By Dan Berman
The Massachusetts public pension
fund will receive $11.3 million from Countrywide Securities Inc. as a result of the company’s residential mortgage securitization activities in the state, the attorney general announced.
In addition to the payment to the Pension Reserves Investment Management Board, Countrywide will pay the state $6 million, according to Attorney General Martha Coakley.
The settlement is the result of a series of investigations by the state that have resulted in settlements. J.P. Morgan agreed late last year to pay $7 million to the pension fund.

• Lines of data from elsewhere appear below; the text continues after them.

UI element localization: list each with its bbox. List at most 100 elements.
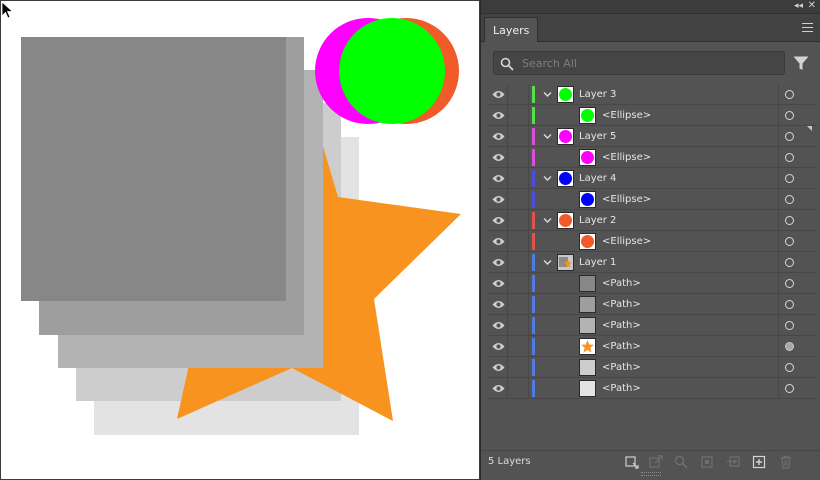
sublayer-row[interactable]: <Ellipse> <box>488 189 816 210</box>
locate-object-icon[interactable] <box>674 455 688 469</box>
visibility-toggle[interactable] <box>488 315 508 336</box>
sublayer-row[interactable]: <Path> <box>488 294 816 315</box>
chevron-down-icon[interactable] <box>543 175 552 182</box>
make-clipping-mask-icon[interactable] <box>700 455 714 469</box>
target-circle-icon <box>785 258 794 267</box>
export-icon[interactable] <box>649 455 663 469</box>
target-toggle[interactable] <box>778 147 799 168</box>
visibility-toggle[interactable] <box>488 273 508 294</box>
lock-toggle[interactable] <box>509 252 529 273</box>
lock-toggle[interactable] <box>509 189 529 210</box>
sublayer-name: <Path> <box>602 341 641 352</box>
visibility-toggle[interactable] <box>488 231 508 252</box>
layer-row[interactable]: Layer 1 <box>488 252 816 273</box>
target-toggle[interactable] <box>778 210 799 231</box>
panel-title-bar[interactable]: ◂◂ ✕ <box>481 0 820 14</box>
lock-toggle[interactable] <box>509 336 529 357</box>
search-input[interactable] <box>522 54 777 72</box>
sublayer-row[interactable]: <Path> <box>488 336 816 357</box>
panel-menu-icon[interactable] <box>802 23 813 32</box>
target-toggle[interactable] <box>778 315 799 336</box>
visibility-toggle[interactable] <box>488 105 508 126</box>
lock-toggle[interactable] <box>509 84 529 105</box>
visibility-toggle[interactable] <box>488 252 508 273</box>
selection-indicator-icon <box>807 126 812 131</box>
lock-toggle[interactable] <box>509 168 529 189</box>
target-toggle[interactable] <box>778 231 799 252</box>
sublayer-row[interactable]: <Ellipse> <box>488 231 816 252</box>
lock-toggle[interactable] <box>509 294 529 315</box>
target-toggle[interactable] <box>778 84 799 105</box>
sublayer-row[interactable]: <Ellipse> <box>488 147 816 168</box>
sublayer-row[interactable]: <Path> <box>488 378 816 399</box>
chevron-down-icon[interactable] <box>543 133 552 140</box>
lock-toggle[interactable] <box>509 315 529 336</box>
target-toggle[interactable] <box>778 273 799 294</box>
layer-color-bar <box>532 317 535 334</box>
layer-row[interactable]: Layer 2 <box>488 210 816 231</box>
visibility-toggle[interactable] <box>488 168 508 189</box>
layer-row[interactable]: Layer 5 <box>488 126 816 147</box>
chevron-down-icon[interactable] <box>543 217 552 224</box>
sublayer-name: <Path> <box>602 362 641 373</box>
sublayer-name: <Path> <box>602 299 641 310</box>
lock-toggle[interactable] <box>509 378 529 399</box>
new-layer-icon[interactable] <box>752 455 766 469</box>
chevron-down-icon[interactable] <box>543 259 552 266</box>
lock-toggle[interactable] <box>509 126 529 147</box>
lock-toggle[interactable] <box>509 231 529 252</box>
visibility-toggle[interactable] <box>488 126 508 147</box>
artboard-canvas[interactable] <box>0 0 480 480</box>
target-toggle[interactable] <box>778 294 799 315</box>
target-toggle[interactable] <box>778 168 799 189</box>
square-dark[interactable] <box>21 37 286 301</box>
collect-for-export-icon[interactable] <box>625 455 639 469</box>
lock-toggle[interactable] <box>509 273 529 294</box>
eye-icon <box>492 364 505 371</box>
target-circle-icon <box>785 153 794 162</box>
filter-icon[interactable] <box>793 56 809 71</box>
layer-thumbnail <box>579 359 596 376</box>
collapse-panel-icon[interactable]: ◂◂ <box>794 1 803 12</box>
lock-toggle[interactable] <box>509 357 529 378</box>
target-toggle[interactable] <box>778 378 799 399</box>
target-toggle[interactable] <box>778 189 799 210</box>
layer-row[interactable]: Layer 4 <box>488 168 816 189</box>
visibility-toggle[interactable] <box>488 147 508 168</box>
target-toggle[interactable] <box>778 105 799 126</box>
delete-layer-icon[interactable] <box>779 455 793 469</box>
target-circle-icon <box>785 216 794 225</box>
eye-icon <box>492 196 505 203</box>
layers-list: Layer 3 <Ellipse> Layer 5 <Ellipse> Laye… <box>488 84 816 400</box>
target-toggle[interactable] <box>778 357 799 378</box>
sublayer-row[interactable]: <Path> <box>488 357 816 378</box>
target-toggle[interactable] <box>778 336 799 357</box>
sublayer-row[interactable]: <Ellipse> <box>488 105 816 126</box>
lock-toggle[interactable] <box>509 210 529 231</box>
target-toggle[interactable] <box>778 126 799 147</box>
visibility-toggle[interactable] <box>488 336 508 357</box>
layer-name: Layer 5 <box>579 131 617 142</box>
lock-toggle[interactable] <box>509 147 529 168</box>
chevron-down-icon[interactable] <box>543 91 552 98</box>
ellipse-green[interactable] <box>339 18 445 124</box>
new-sublayer-icon[interactable] <box>726 455 740 469</box>
lock-toggle[interactable] <box>509 105 529 126</box>
layer-thumbnail <box>579 149 596 166</box>
visibility-toggle[interactable] <box>488 84 508 105</box>
visibility-toggle[interactable] <box>488 357 508 378</box>
visibility-toggle[interactable] <box>488 189 508 210</box>
search-box[interactable] <box>493 51 785 75</box>
target-circle-icon <box>785 342 794 351</box>
tab-layers[interactable]: Layers <box>484 17 539 42</box>
close-icon[interactable]: ✕ <box>808 0 816 12</box>
sublayer-row[interactable]: <Path> <box>488 273 816 294</box>
layer-color-bar <box>532 254 535 271</box>
panel-resize-grip[interactable] <box>641 472 661 476</box>
visibility-toggle[interactable] <box>488 378 508 399</box>
visibility-toggle[interactable] <box>488 210 508 231</box>
visibility-toggle[interactable] <box>488 294 508 315</box>
sublayer-row[interactable]: <Path> <box>488 315 816 336</box>
layer-row[interactable]: Layer 3 <box>488 84 816 105</box>
target-toggle[interactable] <box>778 252 799 273</box>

“We are pleased to return these critical public funds to the state pension system,” Coakley said. “It is important to hold Wall Street accountable for its role in the subprime lending crisis. Our office will continue its leading role in this area as we work to help homeowners and others harmed by investment banks.”
At the end of 2012, the state fund had $21.5 billion in unfunded liabilities, a study by the Massachusetts Taxpayer Foundation said. In July, the fund’s assets were reported to be $53.2 billion, up 12 percent for the year. The previous year, assets were essentially unchanged.
In early December, the pensions board agreed to a $265 million settlement with Alpha Appalachia Holdings Inc., a mining company. After a 2010 mining accident, the board accused the company of misrepresenting its safety procedures.
Countrywide, once the largest mortgage lender in the nation, was purchased for about $4 billion by Bank of America in 2008 after the housing bubble burst.